To exercise your rights, please submit a letter to the aforementioned postal address or via email to the following address: digame@redeia.com, including in the subject "Data Protection".

You can also contact our Data Protection Officer at the following address: dpd@redeia.com.

The data controller will take the appropriate measures to provide the data subject with all possible information regarding the processing of their personal data in accordance with their request within a maximum period of one month from the receipt of the request. This period may be extended for two additional months, depending on the complexity of the case and the number of requests.

You must specify which of these rights you are requesting to exercise and, in turn, must prove your identity in the event your identity cannot be confirmed via the communication channel used for the request. In the event that you are represented by a legal or voluntary representative, you must also provide a document proving the representation, as well as the identity of said party.
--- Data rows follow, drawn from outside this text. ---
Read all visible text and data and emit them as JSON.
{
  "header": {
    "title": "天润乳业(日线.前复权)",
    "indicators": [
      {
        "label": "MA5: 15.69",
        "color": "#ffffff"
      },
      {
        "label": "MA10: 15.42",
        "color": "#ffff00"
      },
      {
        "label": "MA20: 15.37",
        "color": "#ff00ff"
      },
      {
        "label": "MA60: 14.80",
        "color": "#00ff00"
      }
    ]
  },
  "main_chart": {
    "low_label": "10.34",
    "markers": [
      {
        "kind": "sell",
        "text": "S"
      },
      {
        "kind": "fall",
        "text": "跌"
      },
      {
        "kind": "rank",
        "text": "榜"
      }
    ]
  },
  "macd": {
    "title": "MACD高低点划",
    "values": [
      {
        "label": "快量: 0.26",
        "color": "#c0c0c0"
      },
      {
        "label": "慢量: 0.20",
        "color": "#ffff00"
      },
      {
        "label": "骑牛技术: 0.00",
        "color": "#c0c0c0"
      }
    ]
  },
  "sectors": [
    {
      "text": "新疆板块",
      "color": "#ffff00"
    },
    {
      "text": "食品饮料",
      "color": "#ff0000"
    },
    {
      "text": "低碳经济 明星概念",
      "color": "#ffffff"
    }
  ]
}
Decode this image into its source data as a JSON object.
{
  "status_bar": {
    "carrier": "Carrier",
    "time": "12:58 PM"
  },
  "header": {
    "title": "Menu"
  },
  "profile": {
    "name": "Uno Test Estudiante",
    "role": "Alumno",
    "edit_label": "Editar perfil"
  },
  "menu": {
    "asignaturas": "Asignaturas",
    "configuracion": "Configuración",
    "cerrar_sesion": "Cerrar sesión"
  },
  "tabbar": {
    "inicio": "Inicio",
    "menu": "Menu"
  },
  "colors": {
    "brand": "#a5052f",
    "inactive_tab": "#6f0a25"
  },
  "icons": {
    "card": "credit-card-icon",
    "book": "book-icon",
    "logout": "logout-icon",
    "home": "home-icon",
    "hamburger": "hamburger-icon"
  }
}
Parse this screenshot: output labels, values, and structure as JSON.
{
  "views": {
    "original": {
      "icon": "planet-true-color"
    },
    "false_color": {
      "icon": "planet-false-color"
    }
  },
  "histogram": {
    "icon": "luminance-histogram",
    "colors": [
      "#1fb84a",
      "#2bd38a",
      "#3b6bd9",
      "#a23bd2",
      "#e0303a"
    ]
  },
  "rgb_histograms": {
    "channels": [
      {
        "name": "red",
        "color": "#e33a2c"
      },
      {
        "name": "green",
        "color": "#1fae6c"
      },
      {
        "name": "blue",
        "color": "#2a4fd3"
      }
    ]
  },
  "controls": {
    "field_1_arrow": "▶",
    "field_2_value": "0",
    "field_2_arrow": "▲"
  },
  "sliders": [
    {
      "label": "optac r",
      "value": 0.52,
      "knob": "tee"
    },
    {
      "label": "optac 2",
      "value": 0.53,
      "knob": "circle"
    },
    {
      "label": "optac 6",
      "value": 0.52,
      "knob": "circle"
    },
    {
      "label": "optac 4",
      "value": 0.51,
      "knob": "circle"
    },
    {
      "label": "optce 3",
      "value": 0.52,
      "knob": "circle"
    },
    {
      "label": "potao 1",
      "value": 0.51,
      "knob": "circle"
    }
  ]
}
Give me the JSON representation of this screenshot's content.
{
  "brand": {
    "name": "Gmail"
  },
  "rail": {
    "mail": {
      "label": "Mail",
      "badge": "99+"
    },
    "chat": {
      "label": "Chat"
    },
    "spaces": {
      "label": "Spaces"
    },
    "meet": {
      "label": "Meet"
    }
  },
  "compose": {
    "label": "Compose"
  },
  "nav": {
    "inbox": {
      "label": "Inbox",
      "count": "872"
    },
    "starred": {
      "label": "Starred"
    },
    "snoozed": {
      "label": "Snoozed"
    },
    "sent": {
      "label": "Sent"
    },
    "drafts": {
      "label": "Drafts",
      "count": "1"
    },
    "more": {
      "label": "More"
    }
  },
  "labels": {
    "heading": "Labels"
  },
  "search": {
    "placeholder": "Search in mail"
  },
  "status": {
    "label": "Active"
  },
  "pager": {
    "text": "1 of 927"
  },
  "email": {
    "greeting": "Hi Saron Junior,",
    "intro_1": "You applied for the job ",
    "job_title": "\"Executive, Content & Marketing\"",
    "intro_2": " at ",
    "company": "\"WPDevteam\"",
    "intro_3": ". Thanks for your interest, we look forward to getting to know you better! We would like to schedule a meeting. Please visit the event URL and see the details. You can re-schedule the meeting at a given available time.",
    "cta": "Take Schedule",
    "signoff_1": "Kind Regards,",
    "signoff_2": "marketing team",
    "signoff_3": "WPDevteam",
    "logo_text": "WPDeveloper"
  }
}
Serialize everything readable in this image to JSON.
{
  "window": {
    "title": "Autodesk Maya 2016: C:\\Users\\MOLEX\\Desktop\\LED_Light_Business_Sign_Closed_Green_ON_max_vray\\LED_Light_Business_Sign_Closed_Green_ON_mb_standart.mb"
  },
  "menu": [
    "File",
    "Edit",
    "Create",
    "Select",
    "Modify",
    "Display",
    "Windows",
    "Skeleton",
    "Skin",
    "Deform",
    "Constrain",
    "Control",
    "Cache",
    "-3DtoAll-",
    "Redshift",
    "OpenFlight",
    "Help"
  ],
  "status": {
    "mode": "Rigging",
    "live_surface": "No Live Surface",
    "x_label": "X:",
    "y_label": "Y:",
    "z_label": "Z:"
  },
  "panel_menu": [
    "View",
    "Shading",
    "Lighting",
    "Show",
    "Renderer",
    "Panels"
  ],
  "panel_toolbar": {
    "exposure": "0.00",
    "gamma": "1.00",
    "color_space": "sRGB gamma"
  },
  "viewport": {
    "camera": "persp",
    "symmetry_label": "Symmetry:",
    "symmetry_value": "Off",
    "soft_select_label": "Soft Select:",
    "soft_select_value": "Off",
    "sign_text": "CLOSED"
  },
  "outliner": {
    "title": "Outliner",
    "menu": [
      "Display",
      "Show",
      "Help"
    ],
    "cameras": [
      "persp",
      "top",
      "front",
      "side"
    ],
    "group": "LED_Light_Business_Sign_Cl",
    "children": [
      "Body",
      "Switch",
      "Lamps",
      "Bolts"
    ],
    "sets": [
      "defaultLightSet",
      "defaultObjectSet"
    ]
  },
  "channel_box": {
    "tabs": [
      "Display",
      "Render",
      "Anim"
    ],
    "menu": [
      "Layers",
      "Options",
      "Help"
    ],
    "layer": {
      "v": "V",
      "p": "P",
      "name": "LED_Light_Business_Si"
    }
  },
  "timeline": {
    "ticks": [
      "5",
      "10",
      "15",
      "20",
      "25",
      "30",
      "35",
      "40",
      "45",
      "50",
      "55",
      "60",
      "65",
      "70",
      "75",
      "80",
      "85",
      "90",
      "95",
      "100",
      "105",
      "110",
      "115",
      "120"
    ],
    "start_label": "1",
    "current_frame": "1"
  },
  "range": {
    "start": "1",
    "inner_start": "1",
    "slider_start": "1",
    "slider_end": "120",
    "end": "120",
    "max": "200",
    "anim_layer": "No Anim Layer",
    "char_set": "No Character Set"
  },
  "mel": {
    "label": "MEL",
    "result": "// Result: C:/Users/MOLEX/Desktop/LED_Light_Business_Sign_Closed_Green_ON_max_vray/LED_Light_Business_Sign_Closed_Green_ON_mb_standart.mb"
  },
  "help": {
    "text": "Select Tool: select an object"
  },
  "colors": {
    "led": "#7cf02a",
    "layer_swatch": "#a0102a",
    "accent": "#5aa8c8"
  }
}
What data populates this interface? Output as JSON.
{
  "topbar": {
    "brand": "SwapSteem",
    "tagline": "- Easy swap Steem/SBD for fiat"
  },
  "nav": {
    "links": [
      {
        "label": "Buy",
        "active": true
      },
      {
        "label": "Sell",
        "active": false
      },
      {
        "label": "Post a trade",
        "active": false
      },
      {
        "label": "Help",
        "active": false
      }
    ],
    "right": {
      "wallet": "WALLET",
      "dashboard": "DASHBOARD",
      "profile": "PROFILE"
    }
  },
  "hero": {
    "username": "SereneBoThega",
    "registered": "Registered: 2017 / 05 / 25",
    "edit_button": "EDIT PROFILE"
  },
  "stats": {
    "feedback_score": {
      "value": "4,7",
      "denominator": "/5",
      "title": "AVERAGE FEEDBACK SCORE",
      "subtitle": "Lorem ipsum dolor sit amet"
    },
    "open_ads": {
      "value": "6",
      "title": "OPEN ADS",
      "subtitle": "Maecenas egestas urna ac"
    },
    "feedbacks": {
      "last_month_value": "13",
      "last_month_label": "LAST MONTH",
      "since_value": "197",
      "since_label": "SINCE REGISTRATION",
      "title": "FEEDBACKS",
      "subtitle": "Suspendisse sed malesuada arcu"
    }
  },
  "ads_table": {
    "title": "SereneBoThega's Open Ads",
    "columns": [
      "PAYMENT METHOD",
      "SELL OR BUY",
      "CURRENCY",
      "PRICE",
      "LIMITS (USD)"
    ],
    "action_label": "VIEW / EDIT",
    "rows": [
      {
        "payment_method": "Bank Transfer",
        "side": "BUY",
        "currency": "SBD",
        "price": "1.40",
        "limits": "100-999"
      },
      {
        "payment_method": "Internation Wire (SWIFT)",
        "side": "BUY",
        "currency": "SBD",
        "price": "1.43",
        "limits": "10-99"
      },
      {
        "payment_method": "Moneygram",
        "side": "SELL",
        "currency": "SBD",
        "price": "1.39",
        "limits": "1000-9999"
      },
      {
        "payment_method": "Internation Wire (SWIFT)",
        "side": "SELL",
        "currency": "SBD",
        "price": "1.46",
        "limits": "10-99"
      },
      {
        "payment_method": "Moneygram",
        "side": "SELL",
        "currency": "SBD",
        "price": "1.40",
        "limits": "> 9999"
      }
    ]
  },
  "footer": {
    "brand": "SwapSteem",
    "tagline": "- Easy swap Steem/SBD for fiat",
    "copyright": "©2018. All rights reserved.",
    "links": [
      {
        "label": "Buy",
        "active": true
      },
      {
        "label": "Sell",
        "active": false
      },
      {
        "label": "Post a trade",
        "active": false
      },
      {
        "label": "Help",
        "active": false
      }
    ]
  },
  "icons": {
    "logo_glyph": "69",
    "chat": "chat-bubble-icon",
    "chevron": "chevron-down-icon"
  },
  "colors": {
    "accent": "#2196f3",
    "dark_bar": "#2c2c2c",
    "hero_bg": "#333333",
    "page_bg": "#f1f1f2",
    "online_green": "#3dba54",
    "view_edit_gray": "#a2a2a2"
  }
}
Additionally, in accordance with article 77 of the GDPR, if you consider that your right to the protection of personal data has been violated, you can file a claim with the supervisory authority, in Spain, the Spanish Agency for Data Protection (https://www.aepd.es/en) or apply to the competent court, in accordance with article 79 of the GDPR. Similarly, we inform you that, in the first instance, you can file a claim with the Data Protection Officer at the following address: dpd@redeia.com.

Update date of this Privacy Policy: June 2026.